More than 45,000 people entered the UK via Channel crossings last year, up from around 300 in 2018.
Speaking to Premier Christian News, Dr Philip Blond of right of centre think-tank ResPublica said migrants arriving by boat had come via safe countries:
“They're coming to this country not for reasons of our unique kind of hospitality or freedom from violence or repression. They're coming here because of our unregulated labour market and the ease and ability with which they can integrate and have a viable economic life.”

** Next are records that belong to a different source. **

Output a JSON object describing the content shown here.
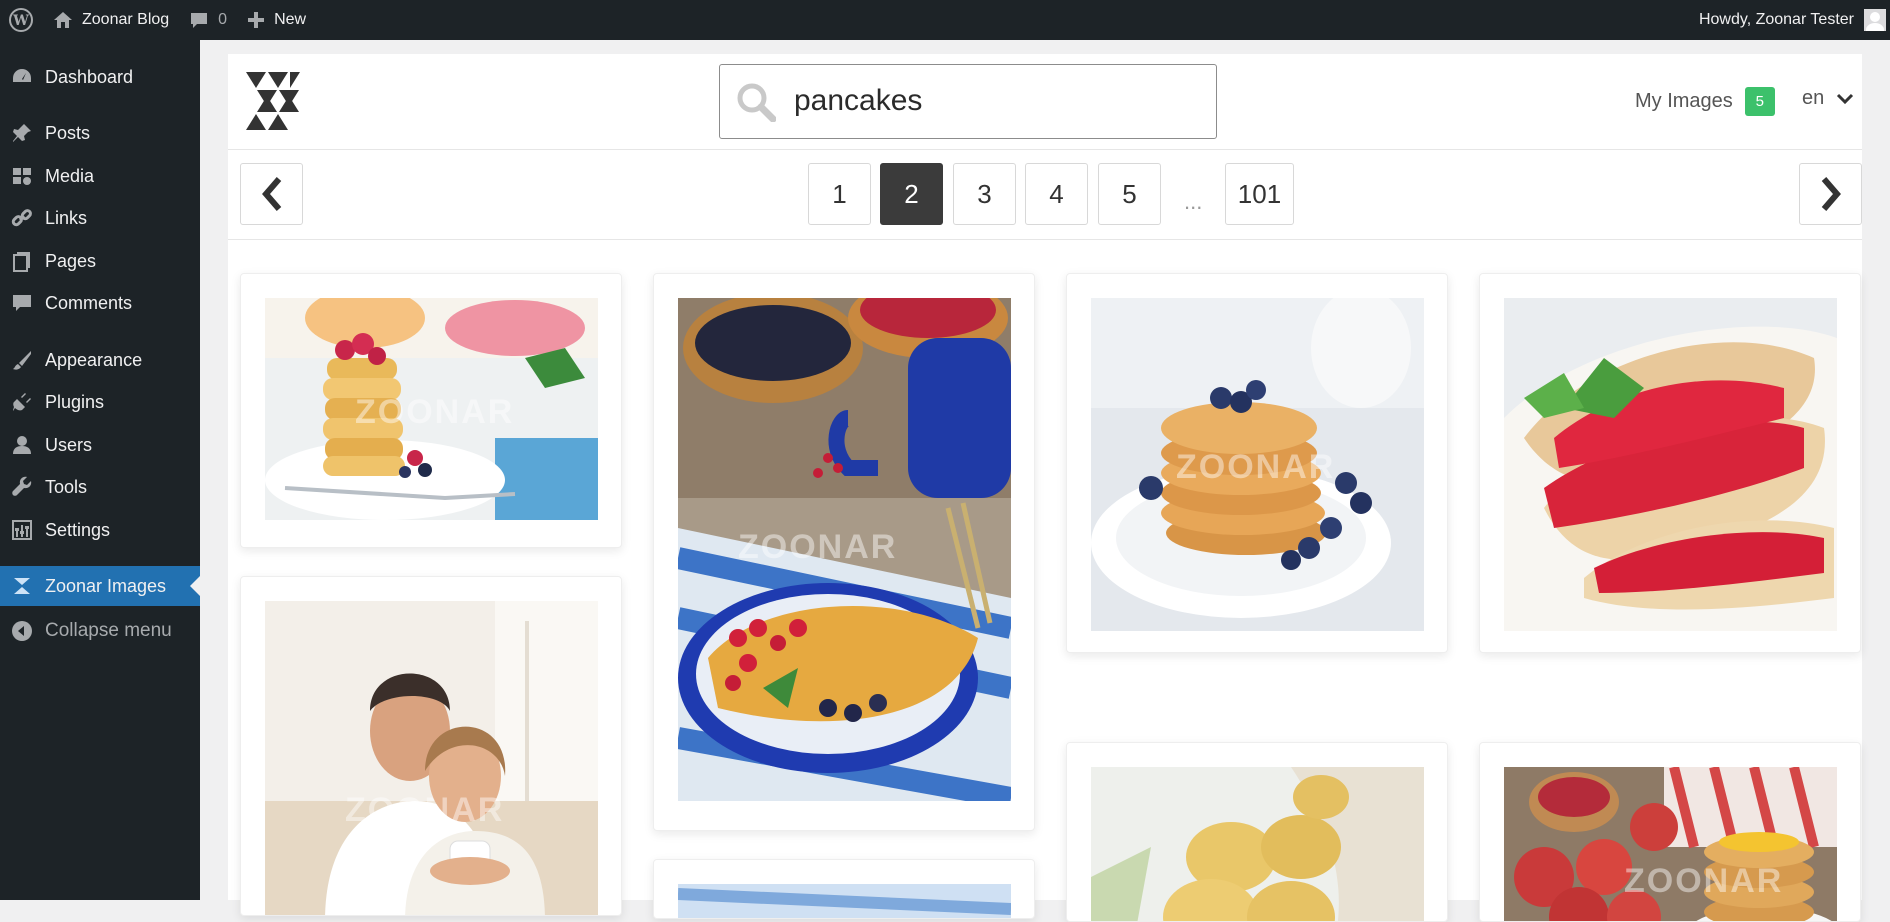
{
  "adminbar": {
    "site_name": "Zoonar Blog",
    "comments_count": "0",
    "new_label": "New",
    "howdy": "Howdy, Zoonar Tester"
  },
  "sidebar": {
    "items": [
      {
        "label": "Dashboard",
        "icon": "dashboard-icon"
      },
      {
        "label": "Posts",
        "icon": "pushpin-icon"
      },
      {
        "label": "Media",
        "icon": "media-icon"
      },
      {
        "label": "Links",
        "icon": "link-icon"
      },
      {
        "label": "Pages",
        "icon": "pages-icon"
      },
      {
        "label": "Comments",
        "icon": "comment-icon"
      },
      {
        "label": "Appearance",
        "icon": "brush-icon"
      },
      {
        "label": "Plugins",
        "icon": "plug-icon"
      },
      {
        "label": "Users",
        "icon": "user-icon"
      },
      {
        "label": "Tools",
        "icon": "wrench-icon"
      },
      {
        "label": "Settings",
        "icon": "settings-icon"
      },
      {
        "label": "Zoonar Images",
        "icon": "zoonar-icon"
      },
      {
        "label": "Collapse menu",
        "icon": "collapse-icon"
      }
    ],
    "active": "Zoonar Images"
  },
  "search": {
    "value": "pancakes"
  },
  "my_images": {
    "label": "My Images",
    "count": "5"
  },
  "language": {
    "selected": "en"
  },
  "pagination": {
    "pages": [
      "1",
      "2",
      "3",
      "4",
      "5"
    ],
    "current": "2",
    "ellipsis": "...",
    "last": "101"
  },
  "results": {
    "watermark": "ZOONAR",
    "images": [
      {
        "subject": "pancake stack with berries"
      },
      {
        "subject": "crepe with red currants and blueberries"
      },
      {
        "subject": "pancakes with blueberries"
      },
      {
        "subject": "crepes with strawberries"
      },
      {
        "subject": "smiling couple with cups"
      },
      {
        "subject": "potatoes in cloth sack"
      },
      {
        "subject": "pancakes with apples"
      },
      {
        "subject": "blue striped cloth"
      }
    ]
  },
  "colors": {
    "admin_dark": "#1d2327",
    "active_blue": "#2271b1",
    "badge_green": "#3cc16b",
    "current_page": "#3b3b3b"
  }
}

Government lawyers have warned that the measures may not be compatible with obligations Britain has signed-up to, including the European Convention on Human Rights (ECHR). But Philip Blond, who used to write speeches for former Conservative Prime Minister David Cameron, told Premier:
“There is a Christian case for safety and support. But you could have almost three quarters of the world claiming political asylum under these conditions and that is not viable.
“Open borders essentially creates massive social destabilisation, not least for the countries where the most economically active and wealthy leave. Whole nations are stripped of some of their best and most talented people, so it's a mistake to think that the Christian response to the world's problems of inequity is open borders. That's just a category error.”
The bill allows for the detention of illegal arrivals without bail or judicial review within the first 28 days of detention until they can be removed.
Critics of the measure point out that Britain neither has legal consent for its deal to send migrants to Rwanda, nor an agreement with the European Union on sending boat arrivals back to the continent.